Two factors seem to be missing from all these arguments, at least in the research I have done. The first applies to the animals among which these humans lived, and how their presence and behavior might have influenced human decisions and choices as to places to shelter. The second concerns the relationship between human behavior and movement and the frequent ice ages that swept across the top half of the world – one every 100,000 years for at least two million years.

Author: Charlie Sheldon

Charlie Sheldon studied at Yale University (American Studies) and the University of Massachusetts (Master’s Degree in Wildlife Biology and Resource Management). He then went to sea as a commercial fisherman off New England, fishing for cod, haddock, lobster, red crab, squid, and swordfish. Active in the fight for the 200-mile Fisheries Conservation Zone, he later worked as a consultant for Fishery Management Councils, developing fishery management plans and conducting gear development projects to develop more selective fisheries. He spent 28 years working for seaports (New York, Seattle, and Bellingham) as a project and construction manager and later as an executive. In addition to overseeing habitat cleanup projects, he worked with Puget Sound Tribes establish a system whereby tribal fishing could coexist with commercial shipping in Seattle Harbor and Elliot Bay. Then, nearly ancient, he returned to sea, shipping out with the Sailor’s Union of the Pacific as an Ordinary Seaman, Able Bodied Seaman, and Bosun. Starting with commercial container vessels, on the New York to Singapore run, he finished his career aboard naval ships for Military Sealift Command. His last gig was as bosun aboard USNS Shughart, New Orleans to New York, in 2016. Always a writer, he published Fat Chance with Felony and Mayhem Press in 2005. He began working on ideas for Strong Heart long, long ago and began serious research in 2010. These days he hikes in the Olympics whenever he can, cooks for his wife, and continues to write tales in Ballard, Washington.

2 thoughts on “Ancient Humans Thought Experiment (1)”

  1. In response to your question of what happened that enabled humans to develop culture, Madelaine Bohme in her book, “Ancient Bones, Unearthing the Astonishing New Story of How we Became Human,” discusses the relationship of the use of fire to the development of human intellect. The first traces of cooking fires were found in a cave in Botswana; the researchers dated the traces of fire at that location back at least 1 million years. By cooking food, much more starch is available to maintain a high-performance brain, i.e., intelligence through starch (and reduced tooth size). Interestingly, and controversially, she hypothesizes that humans may come from a line of Eurasian ape species that were adapted to savannah lands that once covered Greece and S. Germany. More fossil finds needed!!

    1. This is true and surely a very good explanation although one theory holds that by cooking food the digestive system doesn’t need all that energy and oxygen to break down plants and starches – unlike apes with huge bellies to handle all those plants – leaving then more energy for the brain. The teeth became a lot smaller at the same time, too. Makes sense.

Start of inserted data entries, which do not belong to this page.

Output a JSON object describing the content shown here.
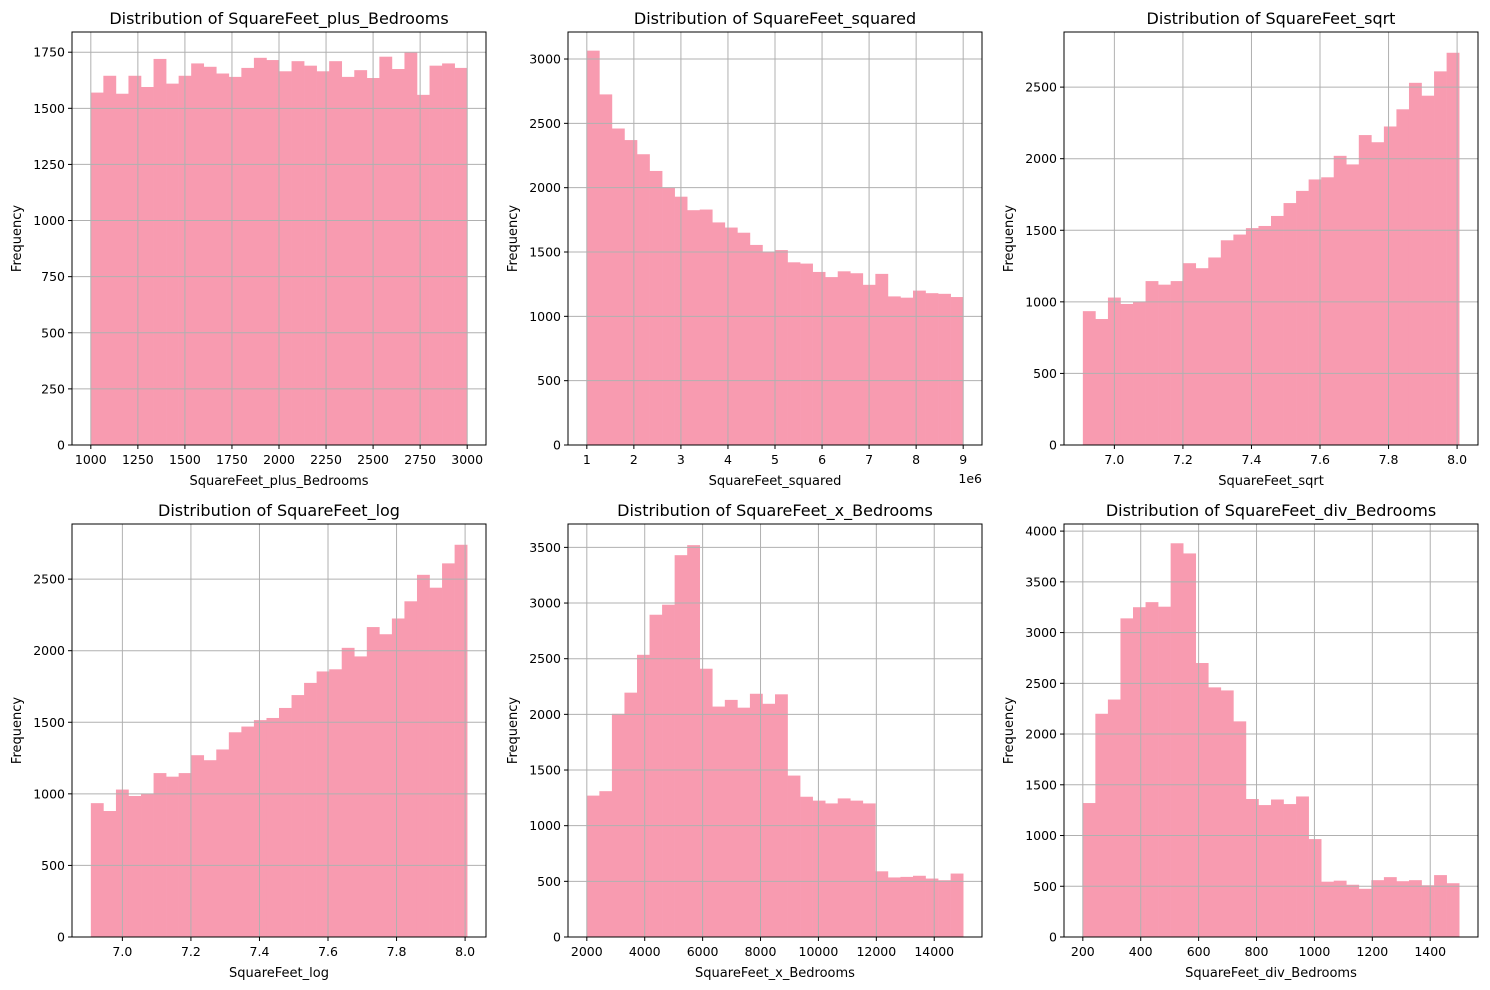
{
  "chart_data": [
    {
      "type": "bar",
      "title": "Distribution of SquareFeet_plus_Bedrooms",
      "xlabel": "SquareFeet_plus_Bedrooms",
      "ylabel": "Frequency",
      "bin_range": [
        1000,
        3000
      ],
      "xlim": [
        900,
        3100
      ],
      "ylim": [
        0,
        1840
      ],
      "xticks": [
        1000,
        1250,
        1500,
        1750,
        2000,
        2250,
        2500,
        2750,
        3000
      ],
      "xtick_labels": [
        "1000",
        "1250",
        "1500",
        "1750",
        "2000",
        "2250",
        "2500",
        "2750",
        "3000"
      ],
      "yticks": [
        0,
        250,
        500,
        750,
        1000,
        1250,
        1500,
        1750
      ],
      "ytick_labels": [
        "0",
        "250",
        "500",
        "750",
        "1000",
        "1250",
        "1500",
        "1750"
      ],
      "offset_label": "",
      "values": [
        1570,
        1645,
        1565,
        1645,
        1595,
        1720,
        1610,
        1645,
        1700,
        1685,
        1655,
        1640,
        1680,
        1725,
        1715,
        1665,
        1710,
        1690,
        1665,
        1710,
        1640,
        1670,
        1635,
        1730,
        1675,
        1750,
        1560,
        1690,
        1700,
        1680
      ]
    },
    {
      "type": "bar",
      "title": "Distribution of SquareFeet_squared",
      "xlabel": "SquareFeet_squared",
      "ylabel": "Frequency",
      "bin_range": [
        1,
        9
      ],
      "xlim": [
        0.6,
        9.4
      ],
      "ylim": [
        0,
        3210
      ],
      "xticks": [
        1,
        2,
        3,
        4,
        5,
        6,
        7,
        8,
        9
      ],
      "xtick_labels": [
        "1",
        "2",
        "3",
        "4",
        "5",
        "6",
        "7",
        "8",
        "9"
      ],
      "yticks": [
        0,
        500,
        1000,
        1500,
        2000,
        2500,
        3000
      ],
      "ytick_labels": [
        "0",
        "500",
        "1000",
        "1500",
        "2000",
        "2500",
        "3000"
      ],
      "offset_label": "1e6",
      "values": [
        3065,
        2725,
        2460,
        2370,
        2260,
        2130,
        2000,
        1930,
        1825,
        1830,
        1730,
        1690,
        1650,
        1555,
        1500,
        1515,
        1420,
        1410,
        1345,
        1305,
        1350,
        1335,
        1245,
        1330,
        1155,
        1145,
        1200,
        1180,
        1175,
        1150
      ]
    },
    {
      "type": "bar",
      "title": "Distribution of SquareFeet_sqrt",
      "xlabel": "SquareFeet_sqrt",
      "ylabel": "Frequency",
      "bin_range": [
        6.908,
        8.006
      ],
      "xlim": [
        6.853,
        8.061
      ],
      "ylim": [
        0,
        2885
      ],
      "xticks": [
        7.0,
        7.2,
        7.4,
        7.6,
        7.8,
        8.0
      ],
      "xtick_labels": [
        "7.0",
        "7.2",
        "7.4",
        "7.6",
        "7.8",
        "8.0"
      ],
      "yticks": [
        0,
        500,
        1000,
        1500,
        2000,
        2500
      ],
      "ytick_labels": [
        "0",
        "500",
        "1000",
        "1500",
        "2000",
        "2500"
      ],
      "offset_label": "",
      "values": [
        935,
        880,
        1030,
        985,
        1000,
        1145,
        1120,
        1145,
        1270,
        1235,
        1310,
        1430,
        1470,
        1515,
        1530,
        1600,
        1690,
        1775,
        1855,
        1870,
        2020,
        1960,
        2165,
        2115,
        2225,
        2345,
        2530,
        2440,
        2610,
        2740
      ]
    },
    {
      "type": "bar",
      "title": "Distribution of SquareFeet_log",
      "xlabel": "SquareFeet_log",
      "ylabel": "Frequency",
      "bin_range": [
        6.908,
        8.006
      ],
      "xlim": [
        6.853,
        8.061
      ],
      "ylim": [
        0,
        2885
      ],
      "xticks": [
        7.0,
        7.2,
        7.4,
        7.6,
        7.8,
        8.0
      ],
      "xtick_labels": [
        "7.0",
        "7.2",
        "7.4",
        "7.6",
        "7.8",
        "8.0"
      ],
      "yticks": [
        0,
        500,
        1000,
        1500,
        2000,
        2500
      ],
      "ytick_labels": [
        "0",
        "500",
        "1000",
        "1500",
        "2000",
        "2500"
      ],
      "offset_label": "",
      "values": [
        935,
        880,
        1030,
        985,
        1000,
        1145,
        1120,
        1145,
        1270,
        1235,
        1310,
        1430,
        1470,
        1515,
        1530,
        1600,
        1690,
        1775,
        1855,
        1870,
        2020,
        1960,
        2165,
        2115,
        2225,
        2345,
        2530,
        2440,
        2610,
        2740
      ]
    },
    {
      "type": "bar",
      "title": "Distribution of SquareFeet_x_Bedrooms",
      "xlabel": "SquareFeet_x_Bedrooms",
      "ylabel": "Frequency",
      "bin_range": [
        2000,
        15000
      ],
      "xlim": [
        1350,
        15650
      ],
      "ylim": [
        0,
        3710
      ],
      "xticks": [
        2000,
        4000,
        6000,
        8000,
        10000,
        12000,
        14000
      ],
      "xtick_labels": [
        "2000",
        "4000",
        "6000",
        "8000",
        "10000",
        "12000",
        "14000"
      ],
      "yticks": [
        0,
        500,
        1000,
        1500,
        2000,
        2500,
        3000,
        3500
      ],
      "ytick_labels": [
        "0",
        "500",
        "1000",
        "1500",
        "2000",
        "2500",
        "3000",
        "3500"
      ],
      "offset_label": "",
      "values": [
        1270,
        1310,
        2005,
        2195,
        2535,
        2895,
        2985,
        3430,
        3520,
        2410,
        2070,
        2130,
        2060,
        2185,
        2095,
        2180,
        1450,
        1260,
        1225,
        1200,
        1245,
        1225,
        1200,
        590,
        535,
        540,
        550,
        525,
        510,
        570
      ]
    },
    {
      "type": "bar",
      "title": "Distribution of SquareFeet_div_Bedrooms",
      "xlabel": "SquareFeet_div_Bedrooms",
      "ylabel": "Frequency",
      "bin_range": [
        200,
        1500
      ],
      "xlim": [
        135,
        1565
      ],
      "ylim": [
        0,
        4070
      ],
      "xticks": [
        200,
        400,
        600,
        800,
        1000,
        1200,
        1400
      ],
      "xtick_labels": [
        "200",
        "400",
        "600",
        "800",
        "1000",
        "1200",
        "1400"
      ],
      "yticks": [
        0,
        500,
        1000,
        1500,
        2000,
        2500,
        3000,
        3500,
        4000
      ],
      "ytick_labels": [
        "0",
        "500",
        "1000",
        "1500",
        "2000",
        "2500",
        "3000",
        "3500",
        "4000"
      ],
      "offset_label": "",
      "values": [
        1320,
        2200,
        2340,
        3140,
        3250,
        3300,
        3255,
        3880,
        3780,
        2700,
        2460,
        2430,
        2125,
        1360,
        1300,
        1355,
        1310,
        1385,
        965,
        545,
        555,
        515,
        475,
        560,
        590,
        550,
        560,
        510,
        610,
        530
      ]
    }
  ],
  "style": {
    "bar_color": "#f89bb0",
    "grid_color": "#b0b0b0"
  }
}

But this in itself does not explain language or planning. I think you can argue that controlled use of fire might be something that can be done without language, just as team strategy and hunting is possible (packs of wolves hunt as teams for example). The record is very thin but it does seem as if widespread use of ritual and art and culture did not appear until 50,000 to 70,000 years ago. Maybe it was as long as 200,000 years ago. But humans had the same bodies and brains earlier than that, ie the ginormous brain long before so called “modern” behavior. So what happened to make that change? I think what happened was the merging of two different hominins, somehow rewqiring the brain, around the time of the Toba eruption, changing the brain “wiring” enabling this offspring to buuild memory, learning and culture with language and stories.